Bunlar, anlam bakımından tamamen farklı olan aynı harflere sahip iki farklı kelimedir.
Usulca “kurnaz”, “dully” ise “uh” sesi ile telaffuz edilir.
“Dully” bir şey yapmak, onu sıkıcı veya sıkıcı bir şekilde yapmaktır. Çok sık insanlar bu kelimeyi “gerektiği gibi” kastediyorlar, yani “düzgün” anlamına geliyorlar. Uygun bir şekilde yapılan bir şey düzgün yapılır; dully yapılan bir şey sadece bir delik.
“Usulüne uygun”, bir şeyi uygun veya beklenen şekilde, doğru veya beklenen zamanda veya neyin gerekli veya uygun olduğuna göre yapmak anlamına gelen bir zarftır..
Çocuklar hediyelerinden tam olarak memnundular. (Çocuklar beklendiği gibi hediyelerinden memnun kaldılar.)
Tapu, binayı işgal etmeden önce satıcı tarafından usulüne uygun olarak imzalanmıştır. (Senet satıcı tarafından düzgün bir şekilde imzalandı….)
Okul çocukları müdürün adresini duymak için usulüne uygun olarak toplandılar. (Okul çocukları beklendiği gibi müdürün adresini duymak için toplandılar.)
Oyunun tüm oyuncuları alkış tarafından boğulmuş ve üçüncü bir yay almak için usulüne uygun olarak yeniden ortaya çıkmıştır. (Oyunun tüm oyuncuları alkış tarafından boğulmuş ve uygun olduğu gibi üçüncü bir yay almak için yeniden ortaya çıktı.)
Toplantı sona eren tüm itirazlar ile sona erdi. (Toplantı, uygun olduğu şekilde tutanaklarda tutanakla tüm itirazlarla sona erdi.)
Taksi bize havaalanına götürmek için saat 9.30 geldi. (Taksi bizi havaalanına götürmek için sabah 9.30'da beklendiği gibi geldi.)
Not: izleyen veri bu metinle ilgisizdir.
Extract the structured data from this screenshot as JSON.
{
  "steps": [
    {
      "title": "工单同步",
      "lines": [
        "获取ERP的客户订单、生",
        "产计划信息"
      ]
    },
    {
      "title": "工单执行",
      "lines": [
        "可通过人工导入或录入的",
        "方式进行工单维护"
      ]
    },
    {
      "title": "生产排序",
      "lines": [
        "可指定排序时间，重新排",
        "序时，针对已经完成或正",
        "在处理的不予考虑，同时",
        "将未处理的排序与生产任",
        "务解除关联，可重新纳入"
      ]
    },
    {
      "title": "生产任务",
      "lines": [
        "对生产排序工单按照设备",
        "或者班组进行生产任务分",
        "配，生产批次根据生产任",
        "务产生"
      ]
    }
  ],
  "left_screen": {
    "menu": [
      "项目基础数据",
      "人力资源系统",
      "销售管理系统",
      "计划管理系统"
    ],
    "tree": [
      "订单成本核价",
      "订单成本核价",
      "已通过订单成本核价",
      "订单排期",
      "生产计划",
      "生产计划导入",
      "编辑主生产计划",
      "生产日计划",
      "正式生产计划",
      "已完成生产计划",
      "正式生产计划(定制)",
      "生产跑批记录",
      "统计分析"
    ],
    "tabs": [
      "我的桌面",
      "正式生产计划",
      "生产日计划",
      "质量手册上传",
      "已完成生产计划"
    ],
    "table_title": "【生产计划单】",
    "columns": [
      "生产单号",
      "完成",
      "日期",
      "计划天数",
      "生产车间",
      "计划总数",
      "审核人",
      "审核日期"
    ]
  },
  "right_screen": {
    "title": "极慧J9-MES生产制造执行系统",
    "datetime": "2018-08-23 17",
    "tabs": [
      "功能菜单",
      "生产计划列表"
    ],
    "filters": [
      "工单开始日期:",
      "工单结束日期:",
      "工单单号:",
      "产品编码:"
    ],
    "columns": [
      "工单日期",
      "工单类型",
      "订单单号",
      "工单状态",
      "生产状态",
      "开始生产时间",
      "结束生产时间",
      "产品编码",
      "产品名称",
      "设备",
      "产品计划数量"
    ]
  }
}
Yazar en son çalışmasının başlangıcında tüm kitaplarını usulüne uygun olarak imzalamıştır. (Yazar, gerektiğinde, son çalışmalarının başlangıcında tüm kitaplarını imzaladı.)
Elektrik faturası zamanında ödenmiştir. (Elektrik faturası gerektiği gibi zamanında ödenmiştir.)
“Dully”, “donuk” sıfatından türetilmiş bir zarftır. Canlılık, parlaklık ve parlaklık olmadan sıkıcı bir şekilde ifade eder. Aşağıda bazı örnekler verilmiştir.
Arabanın ışıkları siste hafifçe parlıyordu. (Sis nedeniyle, araba ışıklarında parlaklık yoktu,)
Düştüğümden beri sırtım ağrıyor. (Düştüğümden beri sırtımda ağrıyor.)
Öğretmen ona neden geç kaldığını sorduğunda, Peter cevap vermedi, ama ona bakıp durdu. (Öğretmen ona neden geç kaldığını sorduğunda, Peter cevap vermedi, ama sıkıcı bir şekilde onu aradı.)
Ashram'da hayat ağır bir şekilde ilerledi, çünkü eğlenceye izin verilmedi. (Aşama izin verilmediğinden hayat aşramda sıkıcı bir şekilde ilerledi.)
Ateşli silah, makinelerin uğultu ve kükremesinin hemen üstünde geliyordu. (Ateşli silah, makinelerin uğultu ve kükreme üzerinde çok yüksek ses çıkarmadı.)
Neden tıp uygulamayı seçtiği sorulduğunda, John dully cevap verdi: “Çünkü babam doktor olmamı istedi.” (Neden tıp uygulamayı seçtiği sorulduğunda, John'un ilgisiz yanıtı şuydu: “Çünkü babam doktor olmamı istiyordu.”)
Sanırım cenazeye gitmem gerekecek, dedi dully. (Sanırım cenazeye gitmek zorunda kalacağım, dedi ilgisizce.)
“Annem ben yedi yaşında öldü” dedi dully. (“Annem ben yedi yaşında öldü” dedi canlı olmadan.)
Çoğu zaman insanlar kelimeyi usulüne uygun olarak karıştırırlar. Yukarıdaki örnekler anlam bakımından oldukça farklı olduklarını göstermektedir.